A pepperoni pizza from the Adam & Eve restaurant in Mill Hill, London, contained 10.57g of salt. At 2.73g of salt per 100g, it means the food is saltier than Atlantic seawater, which is 2.5g of salt per 100g. The restaurant said it has now changed its recipe to make its pizza less salty.

The Department of Health's target for salt content in pizza by the end of 2012 is a maximum of 1.25g of salt per 100g. But less than a fifth (16%) of the takeaway pizzas tested met this target compared with three-quarters (72%) of supermarket pizzas.
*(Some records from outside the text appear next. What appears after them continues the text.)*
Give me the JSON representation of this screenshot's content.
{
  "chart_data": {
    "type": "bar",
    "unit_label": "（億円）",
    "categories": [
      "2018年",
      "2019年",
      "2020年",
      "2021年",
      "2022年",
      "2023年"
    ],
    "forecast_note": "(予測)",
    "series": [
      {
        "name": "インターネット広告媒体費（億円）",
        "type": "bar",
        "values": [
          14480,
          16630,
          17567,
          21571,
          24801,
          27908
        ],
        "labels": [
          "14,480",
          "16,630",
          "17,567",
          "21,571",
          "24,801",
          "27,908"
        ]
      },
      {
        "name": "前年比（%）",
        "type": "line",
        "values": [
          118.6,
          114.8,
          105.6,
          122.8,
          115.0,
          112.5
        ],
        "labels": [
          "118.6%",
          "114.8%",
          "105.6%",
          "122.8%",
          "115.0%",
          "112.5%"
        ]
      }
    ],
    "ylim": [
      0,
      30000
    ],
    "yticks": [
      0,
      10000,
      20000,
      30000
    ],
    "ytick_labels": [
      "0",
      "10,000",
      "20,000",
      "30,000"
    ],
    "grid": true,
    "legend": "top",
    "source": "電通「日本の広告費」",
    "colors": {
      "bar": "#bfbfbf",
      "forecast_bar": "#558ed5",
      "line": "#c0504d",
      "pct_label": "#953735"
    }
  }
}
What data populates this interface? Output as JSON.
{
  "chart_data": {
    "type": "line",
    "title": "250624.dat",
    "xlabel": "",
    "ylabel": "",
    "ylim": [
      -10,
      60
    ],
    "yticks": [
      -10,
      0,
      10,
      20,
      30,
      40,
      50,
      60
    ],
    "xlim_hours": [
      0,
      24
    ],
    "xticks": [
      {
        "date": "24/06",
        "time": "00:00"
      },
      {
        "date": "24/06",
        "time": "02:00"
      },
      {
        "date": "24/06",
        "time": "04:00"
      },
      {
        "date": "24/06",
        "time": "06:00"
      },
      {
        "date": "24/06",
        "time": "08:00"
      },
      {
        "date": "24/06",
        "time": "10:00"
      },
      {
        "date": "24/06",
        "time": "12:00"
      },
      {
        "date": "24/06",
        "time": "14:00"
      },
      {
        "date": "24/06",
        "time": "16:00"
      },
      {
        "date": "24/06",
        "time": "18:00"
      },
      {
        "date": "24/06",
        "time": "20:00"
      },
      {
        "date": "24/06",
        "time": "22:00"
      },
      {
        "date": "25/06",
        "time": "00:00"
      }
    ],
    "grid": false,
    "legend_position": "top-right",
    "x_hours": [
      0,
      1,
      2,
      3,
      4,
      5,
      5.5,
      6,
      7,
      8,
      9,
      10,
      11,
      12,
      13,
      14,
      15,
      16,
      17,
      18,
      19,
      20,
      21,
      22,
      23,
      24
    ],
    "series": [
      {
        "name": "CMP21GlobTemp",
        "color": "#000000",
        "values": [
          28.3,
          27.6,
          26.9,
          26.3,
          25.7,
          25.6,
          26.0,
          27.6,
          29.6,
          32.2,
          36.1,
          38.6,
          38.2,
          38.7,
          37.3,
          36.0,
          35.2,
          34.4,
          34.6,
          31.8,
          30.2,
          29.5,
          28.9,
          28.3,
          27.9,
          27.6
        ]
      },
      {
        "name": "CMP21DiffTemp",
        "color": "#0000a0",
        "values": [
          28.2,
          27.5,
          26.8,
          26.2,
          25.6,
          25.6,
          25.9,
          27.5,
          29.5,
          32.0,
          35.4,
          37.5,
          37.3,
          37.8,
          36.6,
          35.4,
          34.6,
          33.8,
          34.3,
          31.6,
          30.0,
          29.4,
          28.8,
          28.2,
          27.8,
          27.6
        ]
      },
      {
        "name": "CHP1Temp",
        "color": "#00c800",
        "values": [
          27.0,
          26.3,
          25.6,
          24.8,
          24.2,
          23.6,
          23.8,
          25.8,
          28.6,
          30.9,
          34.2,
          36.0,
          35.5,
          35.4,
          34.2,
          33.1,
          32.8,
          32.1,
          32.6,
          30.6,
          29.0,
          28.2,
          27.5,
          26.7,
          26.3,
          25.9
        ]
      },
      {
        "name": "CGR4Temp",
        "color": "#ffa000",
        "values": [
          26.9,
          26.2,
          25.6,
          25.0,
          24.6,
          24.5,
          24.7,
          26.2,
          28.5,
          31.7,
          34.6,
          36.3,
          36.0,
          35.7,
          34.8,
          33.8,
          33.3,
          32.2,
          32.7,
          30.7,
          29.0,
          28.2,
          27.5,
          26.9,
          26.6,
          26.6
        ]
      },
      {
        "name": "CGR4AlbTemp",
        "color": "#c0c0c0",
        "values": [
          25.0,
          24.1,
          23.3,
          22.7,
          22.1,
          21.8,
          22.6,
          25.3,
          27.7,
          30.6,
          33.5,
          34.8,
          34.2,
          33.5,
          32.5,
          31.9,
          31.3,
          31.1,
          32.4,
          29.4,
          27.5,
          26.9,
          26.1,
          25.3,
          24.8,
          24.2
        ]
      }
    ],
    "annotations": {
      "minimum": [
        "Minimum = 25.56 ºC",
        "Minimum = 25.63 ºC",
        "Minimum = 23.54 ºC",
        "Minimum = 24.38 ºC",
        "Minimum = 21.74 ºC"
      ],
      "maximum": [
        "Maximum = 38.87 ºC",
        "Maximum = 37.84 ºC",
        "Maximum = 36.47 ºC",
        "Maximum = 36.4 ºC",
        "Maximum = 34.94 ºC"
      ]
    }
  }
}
Prof Graham MacGregor, chairman of Cash and professor of Cardiovascular Medicine at the Wolfson Institute of Preventive Medicine at Barts and the London School of Medicine said: "The government is not taking enough action to reduce the amount of salt in the takeaway sector. Salt puts up our blood pressure – the highest risk factor for stroke. Reducing our intake would save thousands of people suffering and dying from a stroke."

In supermarkets, more than eight in 10 pizzas (85%) provided some form of front of pack nutrition information. A Pizza Express supermarket pizza had almost half the salt of the takeaway equivalent and less than one in five supermarket pizzas are high in salt although two in three are high in saturated fat.

The saltiest supermarket pizza was Tesco's Full-on-flavour Simply Pepperoni thin stone-baked pizza which had 1.8g (4.77g per 265g pizza). Tesco said: "We have been cutting levels of salt across our ranges since 2005 and continually look at how we can improve products further. We are in the process of reducing salt in this particular pizza and in just a few weeks it will have 10% less salt."